After a year, he had enough of farm work and got a rail yard job loading sulphur and fish lard, which paid enough for him to attend college at night. In the meantime, he received his resident visa or “green card” in 1989. Quiñones studied English, science and math at San Joaquin Delta College (where he met his future wife, Anna), tutoring other students along the way to earn extra money.
Quiñones graduated with his associate degree in 1991 and was accepted to the University of California, Berkeley. Then, inspired by his mentor, Hugo Mora, an administrator who ran the Hispanic Center of Excellence, and by the memory of his grandmother as a town healer, Quiñones decided to become a doctor, applied to Harvard Medical School—and was accepted.
Although many people he meets are amazed to hear about this rapid ascension, Quiñones holds that there’s no secret to his success. “I think we all can do it. The question is, who is willing to sacrifi ce? And by that, I mean: Who is willing to sacrifice nights without sleep? Who is willing to sacrifice days without eating? Who is willing to sacrifice times without seeing your family—months or years? And that’s really what it comes down to.”
He describes his drive to succeed this way:
When you go into a room that is absolutely dark and they close the door behind you, the challenge is to find the switch and turn the light on. Some have an innate ability to remain calm and find the switch. They put one foot in front of another. I knew I could do it if I worked hard and put passion in what I did. I kept all my senses in a hyperacute state until I found that switch, which was becoming a brain surgeon. I have always remained open to opportunities and open to challenges. You have to focus on the reward that comes after the difficulty—keep your eyes on the prize.
One of the most challenging phases of his journey was his residency at the University of California, San Francisco. “The most difficult thing is to realize that no matter what you do, no matter how much effort you put in to save a human life, at the end of the day, you cannot defeat nature,” he says. “I realized that no matter what I did, life would escape me sometimes.”
He was working more than 120 hours a week and was home so little that his children called the hospital “Daddy’s house.” The emotional, psychological and physical demands almost overwhelmed him. “But I overcame it,” he says. “I turned all the negative energy into positive energy.

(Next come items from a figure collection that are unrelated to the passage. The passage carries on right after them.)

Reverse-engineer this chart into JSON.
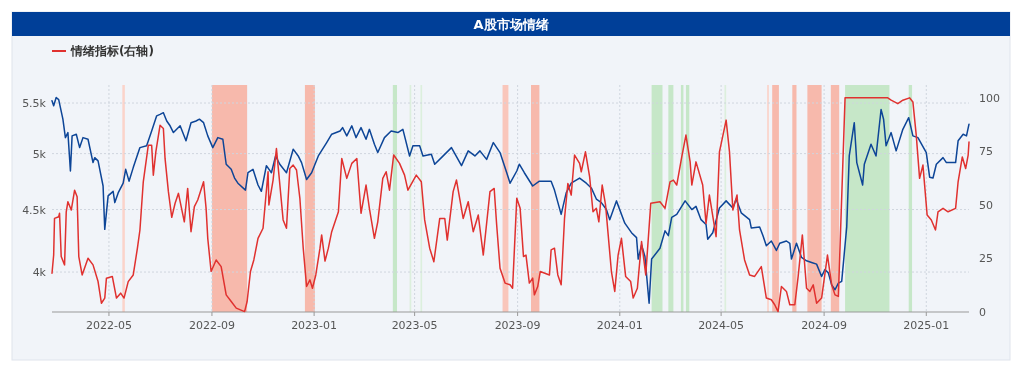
{
  "chart_data": {
    "type": "line",
    "title": "A股市场情绪",
    "log": "y",
    "grid": true,
    "legend": "top left",
    "xlim": [
      "2022-02-22",
      "2025-02-21"
    ],
    "xticks": [
      "2022-05",
      "2022-09",
      "2023-01",
      "2023-05",
      "2023-09",
      "2024-01",
      "2024-05",
      "2024-09",
      "2025-01"
    ],
    "ylim": [
      3710,
      5690
    ],
    "yticks": [
      {
        "value": 4000,
        "label": "4k"
      },
      {
        "value": 4500,
        "label": "4.5k"
      },
      {
        "value": 5000,
        "label": "5k"
      },
      {
        "value": 5500,
        "label": "5.5k"
      }
    ],
    "y2lim": [
      0,
      106
    ],
    "y2ticks": [
      0,
      25,
      50,
      75,
      100
    ],
    "bands": [
      {
        "axis": "x",
        "from": "2022-05-17",
        "to": "2022-05-20",
        "color": "#fbd3ca"
      },
      {
        "axis": "x",
        "from": "2022-09-01",
        "to": "2022-10-13",
        "color": "#f7b9ac"
      },
      {
        "axis": "x",
        "from": "2022-12-21",
        "to": "2023-01-02",
        "color": "#f7b9ac"
      },
      {
        "axis": "x",
        "from": "2023-04-05",
        "to": "2023-04-10",
        "color": "#c6e7c8"
      },
      {
        "axis": "x",
        "from": "2023-04-25",
        "to": "2023-04-27",
        "color": "#dcefdd"
      },
      {
        "axis": "x",
        "from": "2023-05-08",
        "to": "2023-05-10",
        "color": "#dcefdd"
      },
      {
        "axis": "x",
        "from": "2023-08-14",
        "to": "2023-08-21",
        "color": "#f9c6bb"
      },
      {
        "axis": "x",
        "from": "2023-09-17",
        "to": "2023-09-27",
        "color": "#f7b9ac"
      },
      {
        "axis": "x",
        "from": "2024-02-08",
        "to": "2024-02-21",
        "color": "#c6e7c8"
      },
      {
        "axis": "x",
        "from": "2024-02-28",
        "to": "2024-03-05",
        "color": "#c6e7c8"
      },
      {
        "axis": "x",
        "from": "2024-03-14",
        "to": "2024-03-17",
        "color": "#c6e7c8"
      },
      {
        "axis": "x",
        "from": "2024-03-20",
        "to": "2024-03-24",
        "color": "#c6e7c8"
      },
      {
        "axis": "x",
        "from": "2024-05-05",
        "to": "2024-05-07",
        "color": "#dcefdd"
      },
      {
        "axis": "x",
        "from": "2024-06-25",
        "to": "2024-06-27",
        "color": "#fbd3ca"
      },
      {
        "axis": "x",
        "from": "2024-07-01",
        "to": "2024-07-09",
        "color": "#f7b9ac"
      },
      {
        "axis": "x",
        "from": "2024-07-25",
        "to": "2024-07-30",
        "color": "#f7b9ac"
      },
      {
        "axis": "x",
        "from": "2024-08-12",
        "to": "2024-08-29",
        "color": "#f7b9ac"
      },
      {
        "axis": "x",
        "from": "2024-09-09",
        "to": "2024-09-19",
        "color": "#f7b9ac"
      },
      {
        "axis": "x",
        "from": "2024-09-26",
        "to": "2024-11-18",
        "color": "#c6e7c8"
      },
      {
        "axis": "x",
        "from": "2024-12-11",
        "to": "2024-12-15",
        "color": "#c6e7c8"
      }
    ],
    "series": [
      {
        "color": "#0d4597",
        "x": [
          "2022-02-22",
          "2022-02-24",
          "2022-02-27",
          "2022-03-02",
          "2022-03-07",
          "2022-03-10",
          "2022-03-13",
          "2022-03-16",
          "2022-03-18",
          "2022-03-23",
          "2022-03-27",
          "2022-03-31",
          "2022-04-06",
          "2022-04-12",
          "2022-04-14",
          "2022-04-18",
          "2022-04-24",
          "2022-04-26",
          "2022-04-30",
          "2022-05-06",
          "2022-05-08",
          "2022-05-12",
          "2022-05-18",
          "2022-05-21",
          "2022-05-25",
          "2022-05-30",
          "2022-06-07",
          "2022-06-15",
          "2022-06-21",
          "2022-06-27",
          "2022-07-01",
          "2022-07-05",
          "2022-07-09",
          "2022-07-13",
          "2022-07-17",
          "2022-07-25",
          "2022-08-01",
          "2022-08-07",
          "2022-08-13",
          "2022-08-17",
          "2022-08-22",
          "2022-08-27",
          "2022-09-02",
          "2022-09-08",
          "2022-09-14",
          "2022-09-18",
          "2022-09-24",
          "2022-09-28",
          "2022-10-02",
          "2022-10-11",
          "2022-10-14",
          "2022-10-20",
          "2022-10-26",
          "2022-10-30",
          "2022-11-05",
          "2022-11-11",
          "2022-11-16",
          "2022-11-21",
          "2022-11-29",
          "2022-12-07",
          "2022-12-13",
          "2022-12-17",
          "2022-12-23",
          "2022-12-29",
          "2023-01-06",
          "2023-01-16",
          "2023-01-22",
          "2023-02-01",
          "2023-02-04",
          "2023-02-09",
          "2023-02-15",
          "2023-02-20",
          "2023-02-26",
          "2023-03-04",
          "2023-03-08",
          "2023-03-14",
          "2023-03-18",
          "2023-03-26",
          "2023-04-03",
          "2023-04-11",
          "2023-04-17",
          "2023-04-25",
          "2023-04-29",
          "2023-05-07",
          "2023-05-11",
          "2023-05-21",
          "2023-05-25",
          "2023-06-02",
          "2023-06-14",
          "2023-06-26",
          "2023-07-04",
          "2023-07-12",
          "2023-07-18",
          "2023-07-26",
          "2023-08-03",
          "2023-08-11",
          "2023-08-19",
          "2023-08-23",
          "2023-08-31",
          "2023-09-03",
          "2023-09-09",
          "2023-09-19",
          "2023-09-27",
          "2023-10-11",
          "2023-10-15",
          "2023-10-23",
          "2023-10-29",
          "2023-11-04",
          "2023-11-14",
          "2023-11-22",
          "2023-11-28",
          "2023-12-04",
          "2023-12-10",
          "2023-12-16",
          "2023-12-20",
          "2023-12-28",
          "2024-01-07",
          "2024-01-15",
          "2024-01-21",
          "2024-01-23",
          "2024-01-27",
          "2024-01-31",
          "2024-02-05",
          "2024-02-08",
          "2024-02-18",
          "2024-02-24",
          "2024-02-28",
          "2024-03-03",
          "2024-03-09",
          "2024-03-19",
          "2024-03-27",
          "2024-04-01",
          "2024-04-07",
          "2024-04-13",
          "2024-04-15",
          "2024-04-21",
          "2024-04-29",
          "2024-05-07",
          "2024-05-15",
          "2024-05-19",
          "2024-05-25",
          "2024-06-04",
          "2024-06-06",
          "2024-06-16",
          "2024-06-20",
          "2024-06-24",
          "2024-06-30",
          "2024-07-06",
          "2024-07-10",
          "2024-07-18",
          "2024-07-22",
          "2024-07-24",
          "2024-07-30",
          "2024-08-05",
          "2024-08-11",
          "2024-08-17",
          "2024-08-23",
          "2024-08-29",
          "2024-09-02",
          "2024-09-06",
          "2024-09-10",
          "2024-09-14",
          "2024-09-18",
          "2024-09-22",
          "2024-09-28",
          "2024-10-01",
          "2024-10-07",
          "2024-10-10",
          "2024-10-17",
          "2024-10-19",
          "2024-10-27",
          "2024-11-02",
          "2024-11-08",
          "2024-11-11",
          "2024-11-14",
          "2024-11-20",
          "2024-11-26",
          "2024-12-04",
          "2024-12-11",
          "2024-12-16",
          "2024-12-22",
          "2025-01-01",
          "2025-01-05",
          "2025-01-09",
          "2025-01-13",
          "2025-01-21",
          "2025-01-25",
          "2025-02-05",
          "2025-02-08",
          "2025-02-14",
          "2025-02-18",
          "2025-02-21"
        ],
        "values": [
          5523,
          5471,
          5557,
          5535,
          5335,
          5153,
          5202,
          4839,
          5170,
          5186,
          5057,
          5153,
          5137,
          4916,
          4962,
          4932,
          4704,
          4335,
          4617,
          4657,
          4559,
          4643,
          4729,
          4854,
          4747,
          4870,
          5057,
          5074,
          5217,
          5369,
          5384,
          5401,
          5317,
          5269,
          5202,
          5269,
          5122,
          5300,
          5317,
          5335,
          5300,
          5170,
          5057,
          5153,
          5137,
          4901,
          4854,
          4775,
          4729,
          4668,
          4823,
          4854,
          4713,
          4657,
          4888,
          4823,
          4978,
          4901,
          4823,
          5042,
          4978,
          4916,
          4762,
          4823,
          4978,
          5105,
          5186,
          5217,
          5251,
          5170,
          5269,
          5153,
          5251,
          5137,
          5234,
          5089,
          5010,
          5153,
          5217,
          5202,
          5234,
          4978,
          5074,
          5074,
          4978,
          4994,
          4901,
          4962,
          5057,
          4888,
          5026,
          4978,
          5026,
          4946,
          5105,
          5010,
          4823,
          4729,
          4839,
          4901,
          4823,
          4704,
          4747,
          4747,
          4668,
          4459,
          4643,
          4729,
          4775,
          4729,
          4687,
          4590,
          4559,
          4500,
          4415,
          4574,
          4386,
          4308,
          4268,
          4099,
          4210,
          4120,
          3772,
          4099,
          4183,
          4323,
          4284,
          4434,
          4459,
          4574,
          4500,
          4527,
          4415,
          4375,
          4255,
          4308,
          4513,
          4574,
          4513,
          4590,
          4472,
          4415,
          4347,
          4355,
          4284,
          4203,
          4241,
          4166,
          4223,
          4241,
          4223,
          4099,
          4223,
          4112,
          4086,
          4073,
          4060,
          3967,
          4019,
          3994,
          3905,
          3869,
          3917,
          3930,
          4355,
          4978,
          5300,
          4916,
          4713,
          4901,
          5089,
          4978,
          5433,
          5335,
          5074,
          5202,
          5026,
          5234,
          5350,
          5170,
          5153,
          5010,
          4783,
          4775,
          4901,
          4962,
          4916,
          4916,
          5122,
          5186,
          5170,
          5285
        ]
      },
      {
        "name": "情绪指标(右轴)",
        "axis": "y2",
        "color": "#e0312f",
        "x": [
          "2022-02-22",
          "2022-02-24",
          "2022-02-25",
          "2022-03-02",
          "2022-03-03",
          "2022-03-05",
          "2022-03-09",
          "2022-03-11",
          "2022-03-13",
          "2022-03-17",
          "2022-03-21",
          "2022-03-24",
          "2022-03-26",
          "2022-03-30",
          "2022-04-06",
          "2022-04-12",
          "2022-04-18",
          "2022-04-22",
          "2022-04-26",
          "2022-04-28",
          "2022-05-05",
          "2022-05-10",
          "2022-05-15",
          "2022-05-19",
          "2022-05-24",
          "2022-05-30",
          "2022-06-04",
          "2022-06-07",
          "2022-06-11",
          "2022-06-17",
          "2022-06-21",
          "2022-06-23",
          "2022-06-26",
          "2022-07-01",
          "2022-07-05",
          "2022-07-07",
          "2022-07-11",
          "2022-07-15",
          "2022-07-19",
          "2022-07-23",
          "2022-07-30",
          "2022-08-03",
          "2022-08-07",
          "2022-08-11",
          "2022-08-15",
          "2022-08-22",
          "2022-08-25",
          "2022-08-27",
          "2022-08-31",
          "2022-09-06",
          "2022-09-12",
          "2022-09-18",
          "2022-09-24",
          "2022-09-30",
          "2022-10-10",
          "2022-10-13",
          "2022-10-17",
          "2022-10-21",
          "2022-10-26",
          "2022-11-01",
          "2022-11-07",
          "2022-11-08",
          "2022-11-13",
          "2022-11-17",
          "2022-11-20",
          "2022-11-25",
          "2022-11-29",
          "2022-12-03",
          "2022-12-07",
          "2022-12-11",
          "2022-12-15",
          "2022-12-19",
          "2022-12-23",
          "2022-12-27",
          "2022-12-30",
          "2023-01-03",
          "2023-01-08",
          "2023-01-10",
          "2023-01-14",
          "2023-01-18",
          "2023-01-22",
          "2023-01-30",
          "2023-02-03",
          "2023-02-09",
          "2023-02-15",
          "2023-02-21",
          "2023-02-26",
          "2023-03-04",
          "2023-03-08",
          "2023-03-14",
          "2023-03-18",
          "2023-03-24",
          "2023-03-28",
          "2023-04-01",
          "2023-04-06",
          "2023-04-13",
          "2023-04-19",
          "2023-04-23",
          "2023-05-03",
          "2023-05-09",
          "2023-05-13",
          "2023-05-19",
          "2023-05-24",
          "2023-05-31",
          "2023-06-06",
          "2023-06-09",
          "2023-06-16",
          "2023-06-20",
          "2023-06-28",
          "2023-07-04",
          "2023-07-10",
          "2023-07-16",
          "2023-07-22",
          "2023-07-30",
          "2023-08-04",
          "2023-08-07",
          "2023-08-11",
          "2023-08-17",
          "2023-08-23",
          "2023-08-26",
          "2023-08-31",
          "2023-09-04",
          "2023-09-08",
          "2023-09-11",
          "2023-09-15",
          "2023-09-19",
          "2023-09-21",
          "2023-09-25",
          "2023-09-28",
          "2023-10-09",
          "2023-10-11",
          "2023-10-15",
          "2023-10-19",
          "2023-10-23",
          "2023-10-27",
          "2023-10-31",
          "2023-11-04",
          "2023-11-08",
          "2023-11-14",
          "2023-11-16",
          "2023-11-21",
          "2023-11-26",
          "2023-11-30",
          "2023-12-04",
          "2023-12-07",
          "2023-12-11",
          "2023-12-15",
          "2023-12-22",
          "2023-12-26",
          "2023-12-30",
          "2024-01-03",
          "2024-01-08",
          "2024-01-14",
          "2024-01-17",
          "2024-01-22",
          "2024-01-27",
          "2024-02-01",
          "2024-02-07",
          "2024-02-18",
          "2024-02-24",
          "2024-03-01",
          "2024-03-05",
          "2024-03-09",
          "2024-03-15",
          "2024-03-20",
          "2024-03-25",
          "2024-03-27",
          "2024-04-01",
          "2024-04-09",
          "2024-04-13",
          "2024-04-17",
          "2024-04-25",
          "2024-04-29",
          "2024-05-07",
          "2024-05-11",
          "2024-05-15",
          "2024-05-20",
          "2024-05-23",
          "2024-05-29",
          "2024-06-04",
          "2024-06-10",
          "2024-06-18",
          "2024-06-24",
          "2024-06-30",
          "2024-07-04",
          "2024-07-08",
          "2024-07-12",
          "2024-07-18",
          "2024-07-22",
          "2024-07-28",
          "2024-08-01",
          "2024-08-06",
          "2024-08-11",
          "2024-08-15",
          "2024-08-19",
          "2024-08-23",
          "2024-08-29",
          "2024-09-05",
          "2024-09-10",
          "2024-09-14",
          "2024-09-18",
          "2024-09-26",
          "2024-11-16",
          "2024-11-20",
          "2024-11-28",
          "2024-12-04",
          "2024-12-12",
          "2024-12-16",
          "2024-12-20",
          "2024-12-24",
          "2024-12-28",
          "2025-01-02",
          "2025-01-07",
          "2025-01-12",
          "2025-01-15",
          "2025-01-21",
          "2025-01-27",
          "2025-02-05",
          "2025-02-08",
          "2025-02-13",
          "2025-02-17",
          "2025-02-20",
          "2025-02-21"
        ],
        "values": [
          18.1,
          26.6,
          43.7,
          44.5,
          46.1,
          25.9,
          22.0,
          46.8,
          51.5,
          47.6,
          56.9,
          53.8,
          25.9,
          17.3,
          25.1,
          22.0,
          14.2,
          4.1,
          6.5,
          15.8,
          16.6,
          6.5,
          8.8,
          6.5,
          14.2,
          17.3,
          29.8,
          38.3,
          60.8,
          77.9,
          77.9,
          63.9,
          74.8,
          87.2,
          85.7,
          71.7,
          56.2,
          44.2,
          50.8,
          55.4,
          42.1,
          57.7,
          37.5,
          49.2,
          52.3,
          60.8,
          48.4,
          34.4,
          18.9,
          24.3,
          21.2,
          8.0,
          4.9,
          1.8,
          0.2,
          4.9,
          18.9,
          24.3,
          34.4,
          39.1,
          65.5,
          50.0,
          61.6,
          76.3,
          63.9,
          43.0,
          39.1,
          67.0,
          68.6,
          66.3,
          53.1,
          29.8,
          11.9,
          15.0,
          11.1,
          17.3,
          29.8,
          36.0,
          23.8,
          29.8,
          37.5,
          46.8,
          71.7,
          62.4,
          69.4,
          71.7,
          46.1,
          59.3,
          48.4,
          34.4,
          42.1,
          62.4,
          65.5,
          56.9,
          73.3,
          69.4,
          63.9,
          56.9,
          63.9,
          60.8,
          43.0,
          29.8,
          23.5,
          43.7,
          43.7,
          33.6,
          56.2,
          61.6,
          43.7,
          51.5,
          37.5,
          45.3,
          26.6,
          56.2,
          57.7,
          40.6,
          20.4,
          13.5,
          12.7,
          11.1,
          53.1,
          48.4,
          25.9,
          26.6,
          13.5,
          15.8,
          8.0,
          11.9,
          18.9,
          17.3,
          29.0,
          29.8,
          17.3,
          12.7,
          43.7,
          60.0,
          54.6,
          73.3,
          69.4,
          65.5,
          74.8,
          63.1,
          46.8,
          48.4,
          42.1,
          59.3,
          50.0,
          18.9,
          9.6,
          26.6,
          34.4,
          16.6,
          14.2,
          6.5,
          11.1,
          32.9,
          17.3,
          50.8,
          51.5,
          48.4,
          60.8,
          61.6,
          59.3,
          72.4,
          82.6,
          70.1,
          59.3,
          70.1,
          59.3,
          41.4,
          54.6,
          35.2,
          74.8,
          89.6,
          74.8,
          47.6,
          54.6,
          38.3,
          24.3,
          17.3,
          16.6,
          21.2,
          6.5,
          5.7,
          3.4,
          0.2,
          11.9,
          9.6,
          3.4,
          3.4,
          16.6,
          36.0,
          11.1,
          9.6,
          12.7,
          4.1,
          6.5,
          26.6,
          12.7,
          8.0,
          7.3,
          100,
          100,
          98.9,
          97.3,
          98.9,
          100,
          98.1,
          82.6,
          62.4,
          68.6,
          45.3,
          43.0,
          38.3,
          46.8,
          48.4,
          46.8,
          48.4,
          60.8,
          72.4,
          67.0,
          73.3,
          79.4
        ]
      }
    ]
  }
}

It’s all a learning process.”
Today, as an associate professor of neurosurgery and oncology, Quiñones is the director of the brain tumor program at the Johns Hopkins Bayview campus. Despite his standing and achievements, though, he still encounters patients who hear his accent and question his qualifications. And, although he became a citizen in 1997, Quiñones meets those who resent the fact that he entered the country illegally. But such prejudice doesn’t faze him. It fuels him: “I try to work harder; I try to make contributions to our society. Only time will tell the truth. I can’t make people change their mind. I just go down to the basic principles of hard work and try to be a good human being.”
To ensure that his children also understand the value of hard work, Quiñones involves them in events, such as his talk with the students, and his kids have their share of chores around the house. Quiñones thinks he’s getting through: Recently, his son saved $13 and donated it to brain cancer research.

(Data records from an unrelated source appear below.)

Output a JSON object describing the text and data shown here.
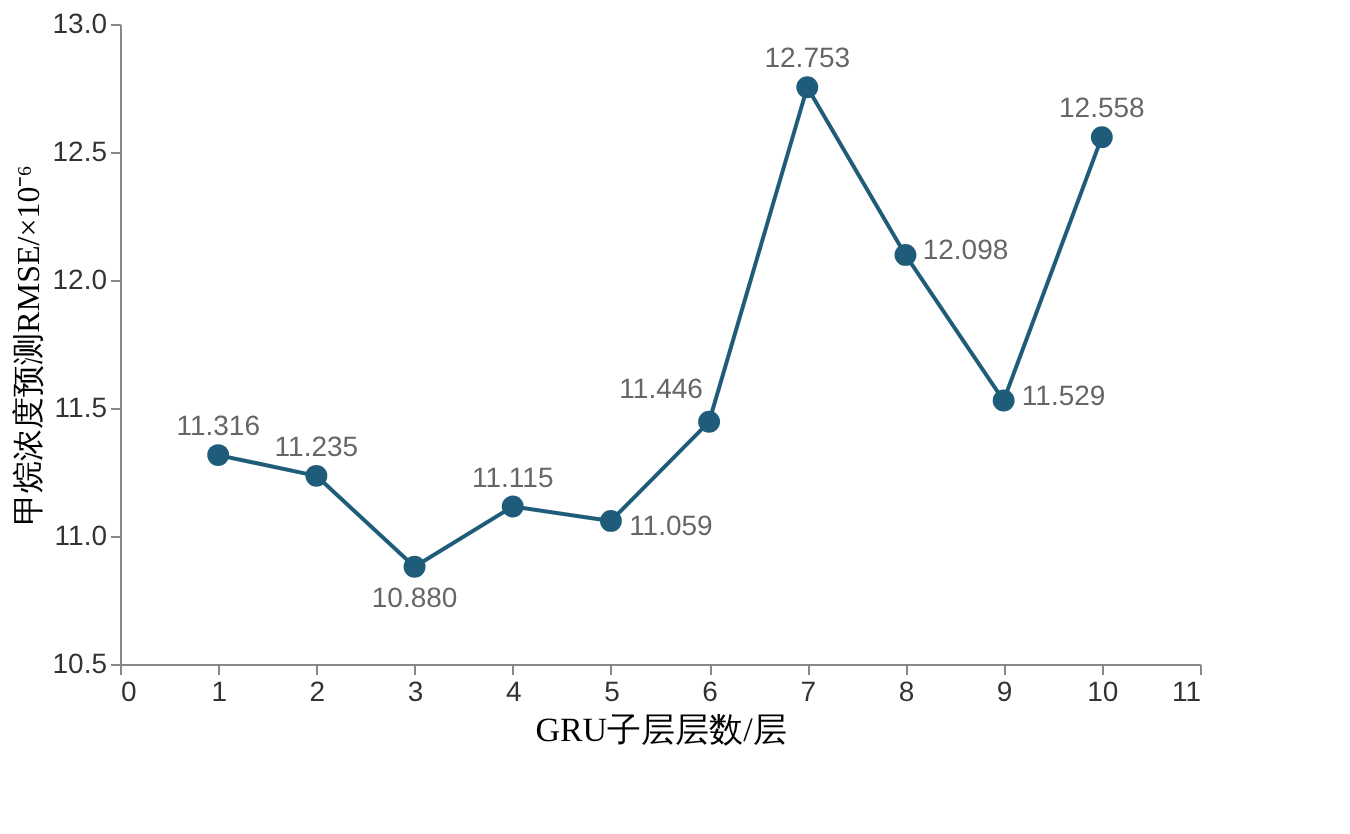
{
  "chart_data": {
    "type": "line",
    "xlabel": "GRU子层层数/层",
    "ylabel": "甲烷浓度预测RMSE/×10⁻⁶",
    "x": [
      1,
      2,
      3,
      4,
      5,
      6,
      7,
      8,
      9,
      10
    ],
    "series": [
      {
        "color": "#1f5c7a",
        "values": [
          11.316,
          11.235,
          10.88,
          11.115,
          11.059,
          11.446,
          12.753,
          12.098,
          11.529,
          12.558
        ],
        "value_labels": [
          "11.316",
          "11.235",
          "10.880",
          "11.115",
          "11.059",
          "11.446",
          "12.753",
          "12.098",
          "11.529",
          "12.558"
        ]
      }
    ],
    "xlim": [
      0,
      11
    ],
    "xticks": [
      0,
      1,
      2,
      3,
      4,
      5,
      6,
      7,
      8,
      9,
      10,
      11
    ],
    "ylim": [
      10.5,
      13.0
    ],
    "yticks": [
      {
        "value": 10.5,
        "label": "10.5"
      },
      {
        "value": 11,
        "label": "11.0"
      },
      {
        "value": 11.5,
        "label": "11.5"
      },
      {
        "value": 12,
        "label": "12.0"
      },
      {
        "value": 12.5,
        "label": "12.5"
      },
      {
        "value": 13,
        "label": "13.0"
      }
    ],
    "grid": false,
    "marker": "circle",
    "line_style": "solid"
  }
}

Ultimately, the goal of Quiñones’ years of work and sacrifice is not personal gratification. Everything he does is a way of giving back to the country that gave him the chance to be something more, he says.
“I have to believe that what I do as an academician, as a brain scientist, as a cancer researcher is someday going to touch millions of lives. I have to believe that what I do as a father will have an effect on our society, because I recognize that my most important contribution… is what I do as a father for my children and what I do as a mentor for my students who I meet every day. That, I have to believe, is really going to change the world.”